Penggerebekan ini merupakan hasil pengamatan intensif yang dilakukan oleh tim Intelijen dan Penindakan Keimigrasian (Inteldakim) selama beberapa hari terakhir. Petugas mencurigai adanya aktivitas tidak wajar di sebuah kawasan hunian yang melibatkan sejumlah warga negara asing.
Dalam operasi tersebut, petugas menggerebek tiga rumah berbeda dan menemukan 13 pria berkebangsaan Jepang yang diduga menjalankan aktivitas penipuan daring berbasis jaringan internasional.
Dari hasil pemeriksaan awal di lokasi, petugas juga menemukan satu orang WNA yang tidak dapat menunjukkan paspor asli saat diminta oleh petugas imigrasi.
Selain mengamankan para terduga pelaku, petugas turut menyita sejumlah barang bukti yang menguatkan dugaan praktik cyber crime, di antaranya atribut yang menyerupai seragam dan tanda pengenal Kepolisian Jepang, puluhan unit telepon genggam, perangkat komputer, perangkat penguat (booster) dan pengacak sinyal, serta berbagai perangkat elektronik pendukung lainnya.

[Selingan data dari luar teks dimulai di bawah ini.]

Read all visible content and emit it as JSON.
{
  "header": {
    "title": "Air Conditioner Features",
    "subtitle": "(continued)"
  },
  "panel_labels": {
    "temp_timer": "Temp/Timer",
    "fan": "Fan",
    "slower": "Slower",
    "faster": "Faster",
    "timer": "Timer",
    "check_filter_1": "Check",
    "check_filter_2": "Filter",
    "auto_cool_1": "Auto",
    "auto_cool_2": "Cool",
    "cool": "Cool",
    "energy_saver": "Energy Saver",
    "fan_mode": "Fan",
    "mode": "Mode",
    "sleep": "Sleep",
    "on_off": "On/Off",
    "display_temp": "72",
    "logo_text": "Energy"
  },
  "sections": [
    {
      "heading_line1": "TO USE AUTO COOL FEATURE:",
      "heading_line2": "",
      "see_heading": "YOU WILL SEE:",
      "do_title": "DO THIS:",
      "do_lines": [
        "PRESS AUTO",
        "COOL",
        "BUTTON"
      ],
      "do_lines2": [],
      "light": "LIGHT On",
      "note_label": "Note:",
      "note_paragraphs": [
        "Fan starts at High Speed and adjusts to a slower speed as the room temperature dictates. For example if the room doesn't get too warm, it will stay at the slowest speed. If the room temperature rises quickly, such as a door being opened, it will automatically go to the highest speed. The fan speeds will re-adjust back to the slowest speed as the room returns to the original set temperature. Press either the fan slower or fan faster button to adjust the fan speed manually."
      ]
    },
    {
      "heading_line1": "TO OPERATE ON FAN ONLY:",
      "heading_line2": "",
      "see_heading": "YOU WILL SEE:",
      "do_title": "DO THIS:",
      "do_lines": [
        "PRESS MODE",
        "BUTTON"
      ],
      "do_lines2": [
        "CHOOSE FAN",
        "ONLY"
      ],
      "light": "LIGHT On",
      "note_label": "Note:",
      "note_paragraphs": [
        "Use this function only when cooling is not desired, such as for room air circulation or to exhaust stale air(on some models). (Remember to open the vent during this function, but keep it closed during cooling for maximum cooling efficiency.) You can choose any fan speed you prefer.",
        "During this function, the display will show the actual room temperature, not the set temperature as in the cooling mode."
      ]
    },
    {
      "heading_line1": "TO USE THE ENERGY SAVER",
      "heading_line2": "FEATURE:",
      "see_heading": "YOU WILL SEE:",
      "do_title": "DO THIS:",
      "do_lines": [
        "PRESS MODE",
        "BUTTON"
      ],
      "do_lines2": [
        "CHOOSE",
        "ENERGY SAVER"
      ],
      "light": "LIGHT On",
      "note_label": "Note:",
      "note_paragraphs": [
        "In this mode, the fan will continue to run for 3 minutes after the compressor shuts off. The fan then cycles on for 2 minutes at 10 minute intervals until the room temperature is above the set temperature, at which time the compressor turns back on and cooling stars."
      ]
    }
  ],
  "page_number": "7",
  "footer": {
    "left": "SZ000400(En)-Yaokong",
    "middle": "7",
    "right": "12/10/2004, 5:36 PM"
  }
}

Kepala Kantor Imigrasi Kelas I Non TPI Bogor Ritus Ramadhana menegaskan bahwa operasi tersebut merupakan bagian dari komitmen Imigrasi dalam menjaga kedaulatan hukum dan mencegah penyalahgunaan izin tinggal oleh warga negara asing.
“Pengawasan orang asing merupakan tugas dan fungsi kami untuk memastikan setiap warga negara asing yang berada di wilayah Indonesia mematuhi ketentuan hukum yang berlaku. Dalam kasus ini, kami bertindak secara profesional dan terukur setelah melalui proses pengawasan yang mendalam,” ujar Ritus.
Ia juga menegaskan bahwa pihaknya tidak akan memberikan toleransi terhadap aktivitas ilegal yang dilakukan oleh warga asing di wilayah Indonesia.
Sementara itu, Pelaksana Tugas Direktur Jenderal Imigrasi Yuldi Yusman yang turut hadir dalam penanganan kasus tersebut menyampaikan bahwa pemeriksaan terhadap para WNA masih terus didalami.
“Petugas kami akan melakukan pendalaman terhadap yang bersangkutan serta berkoordinasi dengan instansi terkait, termasuk kepolisian dan perwakilan negara terkait, apabila ditemukan unsur tindak pidana yang lebih luas,” ujar Yuldi.
Saat ini, ke-13 WNA Jepang tersebut telah dibawa ke Kantor Imigrasi Kelas I Non TPI Bogor untuk menjalani pemeriksaan intensif melalui Berita Acara Pemeriksaan (BAP).
Pemeriksaan difokuskan pada dugaan penyalahgunaan izin tinggal sebagaimana diatur dalam Undang-Undang Nomor 6 Tahun 2011 tentang Keimigrasian, serta pendalaman kemungkinan adanya tindak pidana penipuan lintas negara yang melibatkan jaringan internasional.